Table II: Comparison of frequency and odds of occurrence of P. aeruginosa in shower waters and drain surfaces following interventions relative to a pre-intervention (control) phase.
Relative to the pre-intervention phase, the likelihood of shower water and drains in the non-augmented care setting (ward A) becoming colonised with P. aeruginosa increased over time (p<0.05), with the highest density of colonised showers/drains after the second intervention.
Colonisation of showers and drains in the augmented care ward (Ward B) persisted at high frequency regardless of the intervention.
Antimicrobial Susceptibility profiles
Of 274 positive P. aeruginosa samples, 117 were isolated from Ward A (69 shower head water; 48 shower drain) and 157 were isolated from Ward B (105 shower water and 52 shower drain). ASTs were performed on a 50% sample (Ward A shower water n=35; Ward A shower drain n=24; Ward B shower water n=53; Ward B shower drain n=26).
In the non-augmented care setting, cefepime resistance in P. aeruginosa from shower water declined after the first and second interventions (P<0.05) relative to the pre-intervention isolates with no changes observed in drain isolates (see supplementary Table 2). No other resistance profiles changed in relation to interventions on this ward.
The first set of analyses examined changes over the course of the study for measurements taken from showers in Ward A. A summary of the analysis results is shown in Supplementary Table 1.
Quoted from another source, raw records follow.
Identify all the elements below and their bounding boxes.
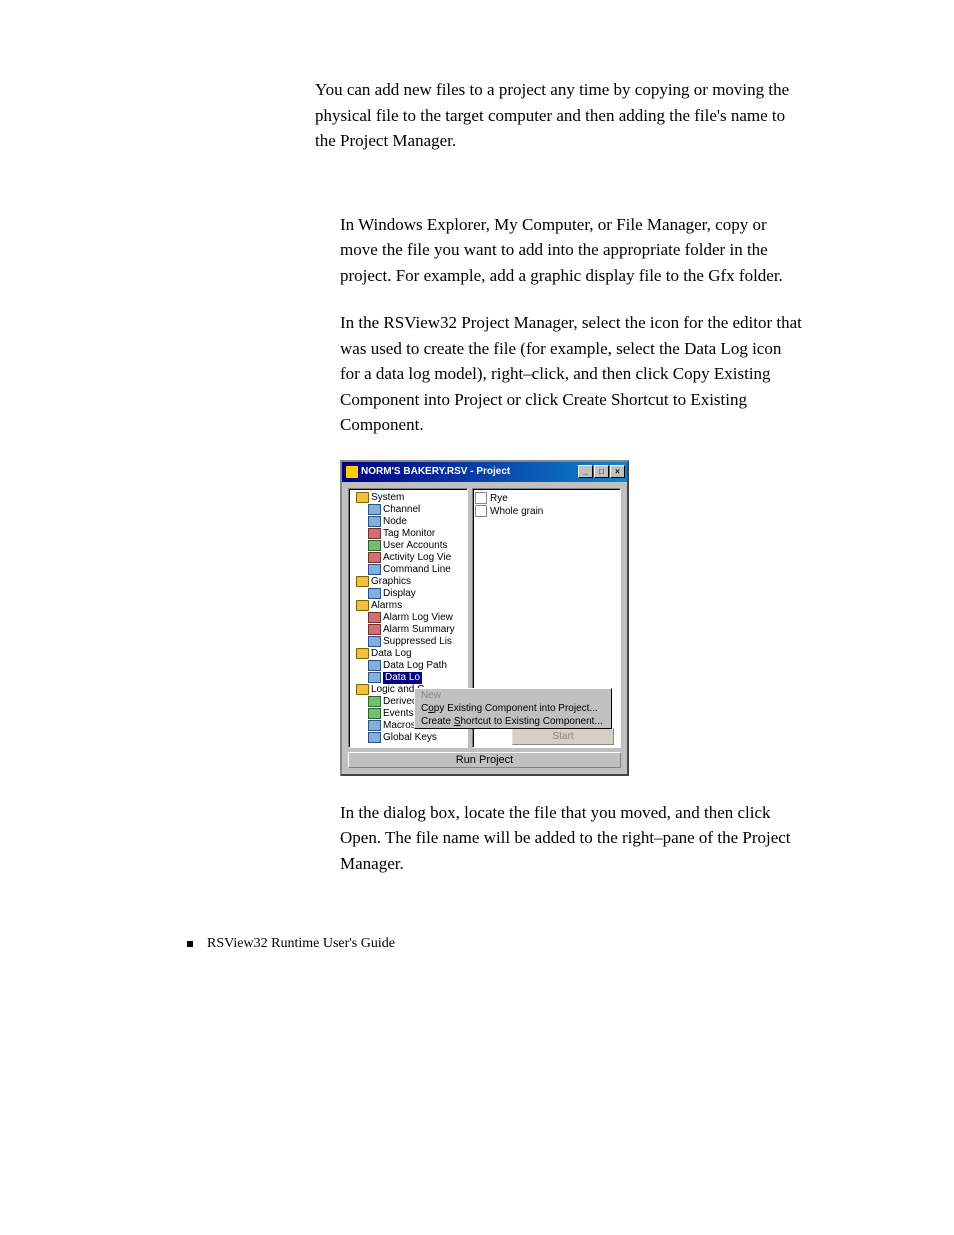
tree-item[interactable]: Node (351, 516, 465, 528)
item-icon (368, 732, 381, 743)
item2-icon (368, 624, 381, 635)
step-1: In Windows Explorer, My Computer, or Fil… (340, 212, 804, 289)
list-item[interactable]: Rye (475, 492, 618, 505)
list-item[interactable]: Whole grain (475, 505, 618, 518)
list-label: Rye (490, 492, 508, 505)
folder-icon (356, 576, 369, 587)
project-manager-window: NORM'S BAKERY.RSV - Project _ □ × System… (340, 460, 629, 776)
folder-icon (356, 492, 369, 503)
tree-item[interactable]: Alarm Summary (351, 624, 465, 636)
folder-icon (356, 684, 369, 695)
tree-item[interactable]: Display (351, 588, 465, 600)
tree-item[interactable]: Data Log (351, 648, 465, 660)
tree-label: Graphics (371, 576, 411, 588)
item3-icon (368, 540, 381, 551)
titlebar[interactable]: NORM'S BAKERY.RSV - Project _ □ × (342, 462, 627, 482)
footer-bullet (187, 941, 193, 947)
tree-label: Global Keys (383, 732, 437, 744)
app-icon (346, 466, 358, 478)
tree-label: Activity Log Vie (383, 552, 451, 564)
tree-item[interactable]: Graphics (351, 576, 465, 588)
item3-icon (368, 696, 381, 707)
item-icon (368, 672, 381, 683)
menu-copy-existing[interactable]: Copy Existing Component into Project... (415, 702, 611, 715)
page-footer: RSView32 Runtime User's Guide (180, 936, 804, 952)
run-project-button[interactable]: Run Project (348, 752, 621, 768)
footer-text: RSView32 Runtime User's Guide (207, 936, 395, 952)
start-button[interactable]: Start (512, 728, 614, 745)
tree-item[interactable]: Data Log Path (351, 660, 465, 672)
tree-label: Data Log (371, 648, 412, 660)
item2-icon (368, 552, 381, 563)
item2-icon (368, 528, 381, 539)
tree-label: Data Log Path (383, 660, 447, 672)
item-icon (368, 636, 381, 647)
tree-label: User Accounts (383, 540, 447, 552)
tree-item[interactable]: Tag Monitor (351, 528, 465, 540)
item3-icon (368, 708, 381, 719)
menu-create-shortcut[interactable]: Create Shortcut to Existing Component... (415, 715, 611, 728)
step-2: In the RSView32 Project Manager, select … (340, 310, 804, 438)
maximize-button[interactable]: □ (594, 465, 609, 478)
context-menu: New Copy Existing Component into Project… (414, 688, 612, 729)
folder-icon (356, 600, 369, 611)
tree-label: Node (383, 516, 407, 528)
item-icon (368, 720, 381, 731)
tree-item[interactable]: Activity Log Vie (351, 552, 465, 564)
tree-label: Channel (383, 504, 420, 516)
tree-label: Alarm Summary (383, 624, 455, 636)
tree-label: Command Line (383, 564, 451, 576)
item-icon (368, 564, 381, 575)
item-icon (368, 660, 381, 671)
minimize-button[interactable]: _ (578, 465, 593, 478)
tree-label: Display (383, 588, 416, 600)
tree-label: Derivec (383, 696, 417, 708)
item-icon (368, 588, 381, 599)
tree-label: Macros (383, 720, 416, 732)
tree-label: Events (383, 708, 414, 720)
close-button[interactable]: × (610, 465, 625, 478)
tree-item[interactable]: Command Line (351, 564, 465, 576)
tree-label: Tag Monitor (383, 528, 435, 540)
tree-item[interactable]: Alarms (351, 600, 465, 612)
tree-label: Alarms (371, 600, 402, 612)
item-icon (368, 504, 381, 515)
tree-label: Alarm Log View (383, 612, 453, 624)
document-icon (475, 505, 487, 517)
document-icon (475, 492, 487, 504)
tree-item[interactable]: Alarm Log View (351, 612, 465, 624)
menu-new[interactable]: New (415, 689, 611, 702)
tree-label: Suppressed Lis (383, 636, 452, 648)
tree-item[interactable]: Suppressed Lis (351, 636, 465, 648)
tree-item[interactable]: Channel (351, 504, 465, 516)
step-3: In the dialog box, locate the file that … (340, 800, 804, 877)
tree-label: System (371, 492, 404, 504)
tree-item[interactable]: User Accounts (351, 540, 465, 552)
item2-icon (368, 612, 381, 623)
window-title: NORM'S BAKERY.RSV - Project (361, 466, 577, 477)
tree-item[interactable]: Data Lo (351, 672, 465, 684)
tree-label: Data Lo (383, 672, 422, 684)
intro-paragraph: You can add new files to a project any t… (315, 77, 804, 154)
tree-item[interactable]: Global Keys (351, 732, 465, 744)
tree-item[interactable]: System (351, 492, 465, 504)
item-icon (368, 516, 381, 527)
list-label: Whole grain (490, 505, 543, 518)
folder-icon (356, 648, 369, 659)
Approximately 50% of the sample population of P. aeruginosa isolated from shower waters in the augmented care wards were resistant to imipenem in the pre-intervention phase. Frequency of imipenem-resistance declined to 12% and 31% after the first and second intervention respectively (P<0.05). No other significant differences were observed for the other antibiotics.
The final analyses compared between time periods for data from drains in Ward B. The results are summarised in Supplementary Table 4. Drains in the augmented care wards harboured P. aeruginosa with resistance to aztreonam in 75% of occasions during the pre-intervention phase that declined to 20% and 0% after subsequent interventions (first and second intervention respectively). Similarly, ciprofloxacin resistance in drain-derived P. aeruginosa declined after the interventions relative to the pre-intervention phase (P<0.05). Statistically significant differences between the three time periods were observed for ciprofloxacin, resistant measurements were most frequently seen in period 1, with a fewer in the subsequent time periods.